# Oncidium cheirophorum



## mrhappyrotter (Jan 27, 2019)

It's mounted on cork, then I set the cork down into a plastic pot and loosely laid down some dead sphag. Watered twice a week and misted when dry. Grown bright. This blooms 2 - 3 times a year, but the winter blooming is always the most profuse. It's been in bud for ages (spikes take months to develop) and the flowers have been opening since December.

The scent is pretty strong and variable. It's hard to describe, but I like it. It's weird in the way that a lot of Oncidium alliance species are.

This is one of the parents of the famous hybrid Oncidium Twinkle.












Full Album


----------



## abax (Jan 28, 2019)

What a wonderful winter surprise. That yellow dazzles.


----------



## troy (Jan 29, 2019)

I'm definetly not an oncidium guy but I like this one, it looks very floriferous


----------



## Happypaphy7 (Jan 29, 2019)

I love it!!!


----------



## Ozpaph (Jan 30, 2019)

great display


----------



## chris20 (Jan 30, 2019)

Awesome.


----------



## NYEric (Jan 31, 2019)

Nice, thanks for sharing. Does it smell like eggnog?


----------



## mrhappyrotter (Jan 31, 2019)

NYEric said:


> Nice, thanks for sharing. Does it smell like eggnog?



Not to me, but the sense of smell is very subjective, so I could see some folks describing it that way.

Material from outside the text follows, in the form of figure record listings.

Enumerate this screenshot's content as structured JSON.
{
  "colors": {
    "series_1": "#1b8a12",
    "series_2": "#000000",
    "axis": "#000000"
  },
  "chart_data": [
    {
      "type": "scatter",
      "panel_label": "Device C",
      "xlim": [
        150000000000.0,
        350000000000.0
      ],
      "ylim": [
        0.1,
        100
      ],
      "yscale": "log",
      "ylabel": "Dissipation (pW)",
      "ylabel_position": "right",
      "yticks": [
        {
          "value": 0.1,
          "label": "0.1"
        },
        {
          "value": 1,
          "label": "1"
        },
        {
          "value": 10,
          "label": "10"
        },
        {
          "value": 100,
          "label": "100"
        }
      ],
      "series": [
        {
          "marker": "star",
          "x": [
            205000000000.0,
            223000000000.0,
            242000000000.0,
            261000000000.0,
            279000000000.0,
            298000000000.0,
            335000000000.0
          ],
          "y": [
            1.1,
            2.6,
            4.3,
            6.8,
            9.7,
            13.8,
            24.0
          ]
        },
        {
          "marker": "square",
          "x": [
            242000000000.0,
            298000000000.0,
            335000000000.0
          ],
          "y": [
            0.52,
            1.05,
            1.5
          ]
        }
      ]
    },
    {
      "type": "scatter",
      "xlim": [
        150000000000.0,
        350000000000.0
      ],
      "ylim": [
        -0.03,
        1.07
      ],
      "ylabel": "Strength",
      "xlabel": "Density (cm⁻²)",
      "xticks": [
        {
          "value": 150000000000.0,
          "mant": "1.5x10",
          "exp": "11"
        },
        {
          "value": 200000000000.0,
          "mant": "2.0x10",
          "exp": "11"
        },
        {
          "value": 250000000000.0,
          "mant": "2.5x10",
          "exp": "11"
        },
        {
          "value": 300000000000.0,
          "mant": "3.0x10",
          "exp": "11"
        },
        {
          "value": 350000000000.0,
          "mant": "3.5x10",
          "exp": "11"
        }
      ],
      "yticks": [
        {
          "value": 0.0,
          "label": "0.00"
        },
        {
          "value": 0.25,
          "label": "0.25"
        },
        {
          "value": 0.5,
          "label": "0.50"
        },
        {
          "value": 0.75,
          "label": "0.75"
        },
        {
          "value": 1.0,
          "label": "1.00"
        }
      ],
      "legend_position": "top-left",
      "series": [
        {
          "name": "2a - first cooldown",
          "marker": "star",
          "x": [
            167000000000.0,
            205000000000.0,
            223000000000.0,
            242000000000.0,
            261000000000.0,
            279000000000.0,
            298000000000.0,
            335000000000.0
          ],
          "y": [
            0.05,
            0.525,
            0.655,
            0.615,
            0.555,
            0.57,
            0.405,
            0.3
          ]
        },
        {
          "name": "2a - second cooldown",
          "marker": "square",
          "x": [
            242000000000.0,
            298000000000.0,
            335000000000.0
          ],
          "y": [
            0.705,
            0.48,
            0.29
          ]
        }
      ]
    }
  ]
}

Also, weird as it sounds, the scent takes on a much sweeter and more floral characteristic when it's grown in natural sunlight (or maybe it's just when it is outdoors in fresh air). When it has bloomed during warmer weather, I've had it outdoors and it's much more pleasant then.


----------



## Wendy (Feb 1, 2019)

It’s outstanding!


----------